Auch den Song „Road Trippin'“ der Red Hot Chili Peppers habe ich per Video gelernt. Was ich nämlich nicht gelernt habe, ist es, Noten zu lesen und dank YouTube kann ich trotzdem Gitarre spielen. Die Kombination von Hören und eingeblendeter Tabulatur machen das Nachspielen viel leichter. Wie beim Häkeln oder der Gangschaltung: Manchmal ist es eben einfacher, wenn man das Ergebnis sehen und hören kann.

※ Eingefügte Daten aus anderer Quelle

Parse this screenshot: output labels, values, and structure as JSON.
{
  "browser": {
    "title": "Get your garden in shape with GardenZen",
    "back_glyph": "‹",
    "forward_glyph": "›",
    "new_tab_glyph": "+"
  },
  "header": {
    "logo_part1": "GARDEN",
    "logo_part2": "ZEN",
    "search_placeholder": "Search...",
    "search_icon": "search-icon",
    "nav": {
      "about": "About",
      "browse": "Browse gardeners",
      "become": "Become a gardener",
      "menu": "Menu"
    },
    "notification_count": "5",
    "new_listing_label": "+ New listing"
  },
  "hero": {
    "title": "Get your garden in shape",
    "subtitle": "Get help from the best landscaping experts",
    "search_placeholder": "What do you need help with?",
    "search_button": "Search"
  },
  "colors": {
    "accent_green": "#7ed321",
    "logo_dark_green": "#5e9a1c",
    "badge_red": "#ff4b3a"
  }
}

Besonders dann, wenn die visuelle Unterstützung sich direkt auf das Lernergebnis auswirkt, sind Videos hilfreich. Es ist also doch etwas dran am Lernen per Video.
Zeit
Auf der Gegenseite steht die Ökonomie: Videos zu konsumieren dauert sehr viel länger, als die gesprochene Menge an Text zu lesen. Dabei rast der Inhalt auch noch in Echtzeit am Konsumenten vorbei: was verpasst wird, wird verpasst, das Zurückspulen kostet wiederum viel Zeit. In der Regel meide ich Lernvideos oder Videomitschnitte von Vorträgen, weil das Dargestellte oft schneller zu lesen wäre. Den Hanse-Mooc bei Iversity habe ich nach wenigen Videoschnipseln drangegeben, weil mir die Zeit am Ende einfach zu schade war. Ein Text zur Einführung in die Geschichte der Hanse wäre hier zielführender gewesen.
Von der Zeit für das Erstellen eines guten Videos wollen wir gar nicht sprechen. Natürlich hätte ich diesen Text schnell in eine Kamera quatschen können, aber selbst dabei hätte ich mich zigmal versprochen und neu starten müssen. Ein gutes Video braucht Vor- und Nachbereitung, unter Umständen eine zweite Kamera, vielleicht sogar einen eigenen Kameramann oder jemanden, der visuelle Effekte gekonnt einarbeitet, denn wir sprechen ja von Lernvideos. In meinem Arbeitsalltag undenkbar. Und gekonnt sein, muss es auch. Und wenn es aus irgendeinem Grund Mist ist, kann man es nicht schnell korrigieren. Hm.
To flip or not to flip?
Überträgt man das auf Schule im Ganzen, dann sehe ich da für mich wenig Möglichkeiten, den „Classroom“ per Video zu „flippen“ ohne dabei Unmengen an Zeit zu verbraten, und zwar sowohl meine Zeit als auch die Zeit der Schüler.
Text hat eben seine eigenen unschlagbaren Vorteile. Man kann ihn im eigenen Tempo lesen, schnell vor- und zurückblättern, anmerken, hat Begriffe unmittelbar vor Augen und kann komplexe Sachverhalte schnell sowie gründlich erfassen. Fußnoten erlauben schnelle Ergänzungen, ohne vom Kern wegzulenken, und Komplexes darf komplex bleiben, weil der Leser ja alle Zeit der Welt hat, wieder und wieder zu lesen und nachzuvollziehen. Was einer in zehn Minuten in eine Kamera salbadert, habe ich in einem Drittel der Zeit weggelesen. Ich kann innehalten, wenn mir danach ist, Gedanken weiterspinnen oder in aller Ruhe Notizen machen.
Und jetzt bin ich doch wieder beim Text gelandet. Bin ich etwa zu old school?